18. Nu is het goed als jullie je best doen. Maar dan moeten jullie wel je best doen in de goede dingen! En ook niet alleen als ik bíj jullie ben, maar ook als ik er níet ben.

19. Mijn kinderen, ik bid vurig voor jullie en doe mijn uiterste best voor jullie. En dat blijf ik doen totdat Christus helemaal zichtbaar is in jullie.

20. Ik zou willen dat ik op dit moment bij jullie was en vriendelijker tegen jullie kon spreken. Want ik maak me zorgen over jullie.

Vergelijking met Sara en Hagar

21. Jullie willen dus zo graag volgens de wet [ van Mozes ] leven. Luister dan eens goed naar wat daarin staat.

22. Daarin staat dat Abraham twee zonen had. De ene zoon was van zijn bijvrouw [ Hagar ], een slavin. De andere zoon was van zijn vrije vrouw [ Sara ].

23. De zoon die uit de slavin werd geboren, was ontstaan door Abrahams eigen menselijke plan. Maar de zoon van de vrije vrouw was ontstaan door Gods belofte.

24. en

25. Dit heeft een diepere betekenis. Want de situatie van deze twee vrouwen kun je gebruiken als vergelijking voor de twee verschillende verbonden [ van God met de mensen ]. Hagar stelt dan het verbond van de berg Sinaï in Arabië voor. Uit dat verbond van Sinaï worden slaven [ van de wet ] geboren. Hagar stelt ook het tegenwoordige Jeruzalem voor. Want de stad Jeruzalem en haar bewoners zijn slaven [ van de wet van Mozes ].

26. Maar het hemelse Jeruzalem is vrij [ en geen slavin van de wet ]. En dat is ónze moeder.

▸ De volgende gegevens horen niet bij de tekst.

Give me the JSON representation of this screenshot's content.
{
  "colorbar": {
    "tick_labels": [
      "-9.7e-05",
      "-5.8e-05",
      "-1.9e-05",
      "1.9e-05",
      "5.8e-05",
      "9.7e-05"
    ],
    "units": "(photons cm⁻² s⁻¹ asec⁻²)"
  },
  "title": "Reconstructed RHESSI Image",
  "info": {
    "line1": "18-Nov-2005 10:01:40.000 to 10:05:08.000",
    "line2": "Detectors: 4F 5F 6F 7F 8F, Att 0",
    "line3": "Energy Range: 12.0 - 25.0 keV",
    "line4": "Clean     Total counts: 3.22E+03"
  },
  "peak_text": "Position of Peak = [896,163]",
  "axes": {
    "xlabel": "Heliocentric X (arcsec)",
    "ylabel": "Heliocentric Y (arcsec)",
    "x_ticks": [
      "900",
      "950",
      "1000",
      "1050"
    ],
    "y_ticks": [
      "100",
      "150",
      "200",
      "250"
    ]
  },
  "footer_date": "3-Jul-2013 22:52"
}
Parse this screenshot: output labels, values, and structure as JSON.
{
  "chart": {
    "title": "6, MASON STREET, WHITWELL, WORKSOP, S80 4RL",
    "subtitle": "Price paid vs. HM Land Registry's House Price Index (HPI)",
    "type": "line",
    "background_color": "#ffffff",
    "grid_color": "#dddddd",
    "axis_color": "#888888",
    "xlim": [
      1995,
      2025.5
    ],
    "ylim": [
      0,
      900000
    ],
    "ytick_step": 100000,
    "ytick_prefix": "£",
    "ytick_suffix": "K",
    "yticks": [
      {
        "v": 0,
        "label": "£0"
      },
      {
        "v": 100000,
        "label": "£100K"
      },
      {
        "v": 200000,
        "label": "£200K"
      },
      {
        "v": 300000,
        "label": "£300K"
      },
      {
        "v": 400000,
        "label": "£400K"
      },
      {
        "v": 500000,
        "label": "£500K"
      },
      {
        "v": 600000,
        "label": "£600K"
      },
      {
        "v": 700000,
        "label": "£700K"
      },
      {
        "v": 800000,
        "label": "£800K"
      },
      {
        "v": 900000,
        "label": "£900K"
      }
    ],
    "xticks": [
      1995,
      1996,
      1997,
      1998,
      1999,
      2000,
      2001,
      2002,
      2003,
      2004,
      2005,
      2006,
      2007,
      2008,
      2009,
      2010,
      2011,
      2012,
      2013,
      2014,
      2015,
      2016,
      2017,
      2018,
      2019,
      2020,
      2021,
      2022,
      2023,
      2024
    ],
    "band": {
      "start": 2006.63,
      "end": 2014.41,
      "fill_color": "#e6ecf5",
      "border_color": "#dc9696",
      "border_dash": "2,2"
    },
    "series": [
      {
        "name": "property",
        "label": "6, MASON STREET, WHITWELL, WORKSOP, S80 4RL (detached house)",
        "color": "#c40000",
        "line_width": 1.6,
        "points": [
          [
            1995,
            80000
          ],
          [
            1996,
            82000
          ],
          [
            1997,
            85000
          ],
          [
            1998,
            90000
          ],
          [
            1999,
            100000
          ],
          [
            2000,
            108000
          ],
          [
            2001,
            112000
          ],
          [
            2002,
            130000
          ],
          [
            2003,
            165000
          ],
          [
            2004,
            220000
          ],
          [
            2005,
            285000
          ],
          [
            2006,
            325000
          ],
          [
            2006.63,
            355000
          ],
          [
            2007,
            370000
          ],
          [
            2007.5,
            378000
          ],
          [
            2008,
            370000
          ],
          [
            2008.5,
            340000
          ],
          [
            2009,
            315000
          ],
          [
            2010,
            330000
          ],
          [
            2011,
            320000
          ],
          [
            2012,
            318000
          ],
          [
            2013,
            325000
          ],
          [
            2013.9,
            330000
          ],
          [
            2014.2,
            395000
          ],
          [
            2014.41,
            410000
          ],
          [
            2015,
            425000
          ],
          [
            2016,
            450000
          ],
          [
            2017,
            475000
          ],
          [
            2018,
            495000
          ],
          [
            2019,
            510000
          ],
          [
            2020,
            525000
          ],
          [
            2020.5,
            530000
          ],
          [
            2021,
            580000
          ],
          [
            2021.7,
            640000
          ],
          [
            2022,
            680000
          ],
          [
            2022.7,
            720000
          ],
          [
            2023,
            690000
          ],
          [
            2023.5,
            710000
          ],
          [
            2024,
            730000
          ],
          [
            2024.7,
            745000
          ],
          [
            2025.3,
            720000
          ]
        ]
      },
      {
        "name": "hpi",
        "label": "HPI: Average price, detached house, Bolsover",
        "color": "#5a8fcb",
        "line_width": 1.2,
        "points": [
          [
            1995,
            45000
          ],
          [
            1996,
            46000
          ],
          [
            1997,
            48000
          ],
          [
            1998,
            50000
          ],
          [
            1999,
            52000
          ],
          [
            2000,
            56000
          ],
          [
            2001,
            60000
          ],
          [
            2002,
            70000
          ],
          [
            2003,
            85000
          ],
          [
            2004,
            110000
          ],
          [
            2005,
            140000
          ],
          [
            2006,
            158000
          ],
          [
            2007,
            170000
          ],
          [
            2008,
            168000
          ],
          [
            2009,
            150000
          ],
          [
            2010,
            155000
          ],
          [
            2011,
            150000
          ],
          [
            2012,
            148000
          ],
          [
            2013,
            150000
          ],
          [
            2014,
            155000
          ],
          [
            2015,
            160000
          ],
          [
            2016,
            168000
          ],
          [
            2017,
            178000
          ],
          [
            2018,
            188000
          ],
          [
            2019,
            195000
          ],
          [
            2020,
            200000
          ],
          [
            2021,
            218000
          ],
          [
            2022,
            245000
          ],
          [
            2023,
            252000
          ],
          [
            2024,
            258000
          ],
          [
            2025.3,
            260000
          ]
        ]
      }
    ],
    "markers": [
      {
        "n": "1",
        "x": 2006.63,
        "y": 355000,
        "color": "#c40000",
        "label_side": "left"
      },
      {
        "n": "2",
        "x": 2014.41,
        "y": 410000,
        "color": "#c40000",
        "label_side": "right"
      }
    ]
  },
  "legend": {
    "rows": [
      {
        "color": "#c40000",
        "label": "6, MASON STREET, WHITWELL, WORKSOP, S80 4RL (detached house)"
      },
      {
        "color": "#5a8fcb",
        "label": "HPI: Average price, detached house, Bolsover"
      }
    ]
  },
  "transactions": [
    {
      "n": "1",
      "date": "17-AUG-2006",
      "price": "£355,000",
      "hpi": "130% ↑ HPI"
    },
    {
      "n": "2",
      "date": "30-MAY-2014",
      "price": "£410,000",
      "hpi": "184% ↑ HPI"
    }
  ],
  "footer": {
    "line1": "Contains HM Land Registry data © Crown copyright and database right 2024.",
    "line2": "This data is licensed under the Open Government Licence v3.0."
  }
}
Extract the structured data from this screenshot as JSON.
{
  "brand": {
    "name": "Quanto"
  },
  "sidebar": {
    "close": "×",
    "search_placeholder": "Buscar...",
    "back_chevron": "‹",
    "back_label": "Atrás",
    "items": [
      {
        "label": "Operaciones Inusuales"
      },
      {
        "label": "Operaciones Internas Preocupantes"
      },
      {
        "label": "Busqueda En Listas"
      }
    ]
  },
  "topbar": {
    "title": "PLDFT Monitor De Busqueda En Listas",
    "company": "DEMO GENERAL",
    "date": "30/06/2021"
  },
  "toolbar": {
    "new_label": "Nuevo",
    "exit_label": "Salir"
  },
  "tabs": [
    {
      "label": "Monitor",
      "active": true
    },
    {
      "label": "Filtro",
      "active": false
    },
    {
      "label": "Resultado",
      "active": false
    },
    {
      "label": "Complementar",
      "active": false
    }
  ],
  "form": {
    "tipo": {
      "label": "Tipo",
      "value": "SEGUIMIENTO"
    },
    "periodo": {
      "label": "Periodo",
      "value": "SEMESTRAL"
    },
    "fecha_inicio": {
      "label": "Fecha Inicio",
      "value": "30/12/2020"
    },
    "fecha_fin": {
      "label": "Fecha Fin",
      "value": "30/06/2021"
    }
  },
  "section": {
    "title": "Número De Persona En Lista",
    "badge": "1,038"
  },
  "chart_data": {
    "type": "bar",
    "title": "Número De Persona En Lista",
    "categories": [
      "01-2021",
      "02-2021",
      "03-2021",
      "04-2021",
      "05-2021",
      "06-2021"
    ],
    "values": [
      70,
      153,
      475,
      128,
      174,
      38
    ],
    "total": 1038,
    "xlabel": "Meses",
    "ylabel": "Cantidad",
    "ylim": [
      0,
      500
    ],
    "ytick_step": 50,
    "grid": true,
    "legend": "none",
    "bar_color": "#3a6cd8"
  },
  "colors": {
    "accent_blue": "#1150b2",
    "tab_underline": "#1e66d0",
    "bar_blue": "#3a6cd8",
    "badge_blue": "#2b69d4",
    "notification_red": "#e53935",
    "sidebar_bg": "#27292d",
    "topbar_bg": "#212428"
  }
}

27. Want er staat in de Boeken: "Wees blij en juich, ook al heb je nooit kinderen gekregen! Want ook al ben je nu eenzaam, toch zul je veel meer kinderen hebben dan de vrouw die een man heeft."

28. Broeders en zusters, wij zijn kinderen die ontstaan zijn door [ geloof in ] de belofte, net zoals Izaäk.

29. Maar vóór Izaäk was er een zoon ontstaan door een menselijk plan [ zonder geloof ]. [ Dat was Ismaël, de zoon van Hagar. ] En die zoon vervolgde de zoon die door [ geloof in ] de belofte was ontstaan. [ Dat was Izaäk, de zoon van Sara. ] Hetzelfde gebeurt nu ook. Want wij die vrij zijn door de Heilige Geest, worden vervolgd door de mensen die slaven zijn van de wet.

30. Maar wat zegt het woord van God? "Stuur de slavin en haar zoon weg. Want de zoon van de slavin mag niet erven samen met de zoon van de vrije vrouw."

31. Broeders en zusters, wij zijn geen kinderen van de slavin, maar van de vrije vrouw.